Ainsi, rares sont les supports où apparaissent des Montrapon, Fontaine-Ecu, Grette, Palente, Orchamps, Clairs-Soleils, ou Planoise, surtout lorsque ceux-ci sont directement liés à la ville et sa réputation, comme nous le démontre une énième fois le tour de France. Déjà en 2009 la 14e étape faisait escale dans la ville, ainsi qu’à de nombreuses occasions antérieures, s’arrêtant à Micropolis, toponyme déjà timidement mentionné par peur de choquer. L’histoire se répète à présent, encore au milieu des immeubles du secteur des Époisses. Après une longue page ventant la beauté de la capitale comtoise, son étonnante boucle et sa célèbre citadelle, et d’abondantes prises de vues suivant scrupuleusement le parcours des cyclistes ne s’en détournant sous aucun prétexte, rien ne sera montré des indécentes structures qui ceinturaient pourtant le site, inratables sauf si on le veut bien. Une superbe capture en contre-plongée fut opérée à l’arrivée de Planoise afin de couper le fond, la chaîne préférant des gros plans béotiens plutôt que la réalité jugée bien trop terne pour l’audimat. Enfin pour achever le tout, sur la ligne d’arrivé le cadre a été monté de telle sorte que la zone rouge était bien à l’arrière de la caméra, insoupçonnable.
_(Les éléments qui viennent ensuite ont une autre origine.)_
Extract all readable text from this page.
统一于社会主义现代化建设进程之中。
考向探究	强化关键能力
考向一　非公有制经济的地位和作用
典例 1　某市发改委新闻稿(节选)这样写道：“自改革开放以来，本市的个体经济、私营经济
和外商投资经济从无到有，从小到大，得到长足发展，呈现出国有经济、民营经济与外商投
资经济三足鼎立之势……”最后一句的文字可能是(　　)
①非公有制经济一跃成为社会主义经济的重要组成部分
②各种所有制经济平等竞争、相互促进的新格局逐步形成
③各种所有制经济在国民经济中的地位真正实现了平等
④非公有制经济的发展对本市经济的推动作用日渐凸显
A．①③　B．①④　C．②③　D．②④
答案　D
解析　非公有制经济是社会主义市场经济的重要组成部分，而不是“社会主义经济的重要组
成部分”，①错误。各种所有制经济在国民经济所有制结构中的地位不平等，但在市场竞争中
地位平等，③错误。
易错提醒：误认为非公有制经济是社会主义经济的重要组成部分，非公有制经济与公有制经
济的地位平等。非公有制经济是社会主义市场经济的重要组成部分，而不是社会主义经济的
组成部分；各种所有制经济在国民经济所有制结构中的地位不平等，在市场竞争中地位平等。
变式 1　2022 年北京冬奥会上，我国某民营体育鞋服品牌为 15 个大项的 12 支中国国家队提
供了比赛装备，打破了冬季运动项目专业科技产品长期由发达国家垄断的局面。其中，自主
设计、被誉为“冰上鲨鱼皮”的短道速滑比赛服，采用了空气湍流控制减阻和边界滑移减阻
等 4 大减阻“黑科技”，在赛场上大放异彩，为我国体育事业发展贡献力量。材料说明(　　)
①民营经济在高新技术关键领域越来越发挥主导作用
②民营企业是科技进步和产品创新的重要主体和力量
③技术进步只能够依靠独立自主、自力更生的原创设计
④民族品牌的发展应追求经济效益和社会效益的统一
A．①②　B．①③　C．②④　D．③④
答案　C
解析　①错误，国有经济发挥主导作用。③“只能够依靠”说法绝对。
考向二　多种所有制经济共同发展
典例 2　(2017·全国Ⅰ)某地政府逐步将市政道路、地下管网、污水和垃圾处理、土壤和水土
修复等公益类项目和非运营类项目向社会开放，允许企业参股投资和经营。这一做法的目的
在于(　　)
Notons aussi le comportement de certains spectateurs, bien contents de trouver une place dans le quartier pour leur voiture et malgré tout heureux d’êtres positionnés à l’arrivée, dont un groupe de trois supporteurs particulièrement fervents. Ces mêmes personnes précisément, à leur départ, et j’ai eu la chance de le constater moi-même, conspuaient inlassablement ce Planoise qui les avait pourtant accueillis sans problèmes, avec des phrases aux relents nauséabonds du type « enfin sorti de ce taudis » ou « j’espère que ma bagnole n’a pas été incendiée par la racaille. »
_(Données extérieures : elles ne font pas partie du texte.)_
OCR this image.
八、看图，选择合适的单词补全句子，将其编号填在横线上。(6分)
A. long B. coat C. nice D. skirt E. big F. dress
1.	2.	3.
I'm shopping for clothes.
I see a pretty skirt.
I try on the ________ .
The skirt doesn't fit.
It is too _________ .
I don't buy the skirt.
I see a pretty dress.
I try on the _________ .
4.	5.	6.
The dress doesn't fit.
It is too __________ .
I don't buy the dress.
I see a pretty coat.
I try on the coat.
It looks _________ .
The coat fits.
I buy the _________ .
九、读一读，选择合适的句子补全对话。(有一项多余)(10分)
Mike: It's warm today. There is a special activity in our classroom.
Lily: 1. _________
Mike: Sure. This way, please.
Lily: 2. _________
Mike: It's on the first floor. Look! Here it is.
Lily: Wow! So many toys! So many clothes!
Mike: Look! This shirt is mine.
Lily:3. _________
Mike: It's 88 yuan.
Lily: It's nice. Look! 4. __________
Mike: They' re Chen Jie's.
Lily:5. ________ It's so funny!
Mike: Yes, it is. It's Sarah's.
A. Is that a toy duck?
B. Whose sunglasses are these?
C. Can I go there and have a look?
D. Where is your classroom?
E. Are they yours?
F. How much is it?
Des lieux et des vies sont ainsi amèrement supprimés ou piétinées toujours pour des raisons absurdes, celles d’une indécence décriée, mais subie et menant à l’exclusion obligatoirement assumée d’une population, doublement punie pour ces causes ignominieusement infligées, combattant pourtant honorablement cette situation tant bien que mal, tout en étant répudiée par les mêmes qui l’imposent et n’hésitent pas à crier au scandale sanitaire sur leur propre réalisation, châtiant inlassablement dans un cercle vicieux ces victimes éternelles.

Quant à la part importante d’habitants et les quelques-uns, dont je fais partie, qui admirent cependant le « charme des barres, » c’est peut-être simplement qu’ils apprécient l’incroyable dureté de ce paysage atypique qui fait partie de leur nature et de leur quotidien, l’aimant tout autant qu’il le déteste, dans un pur sentiment d’amour presque masochiste.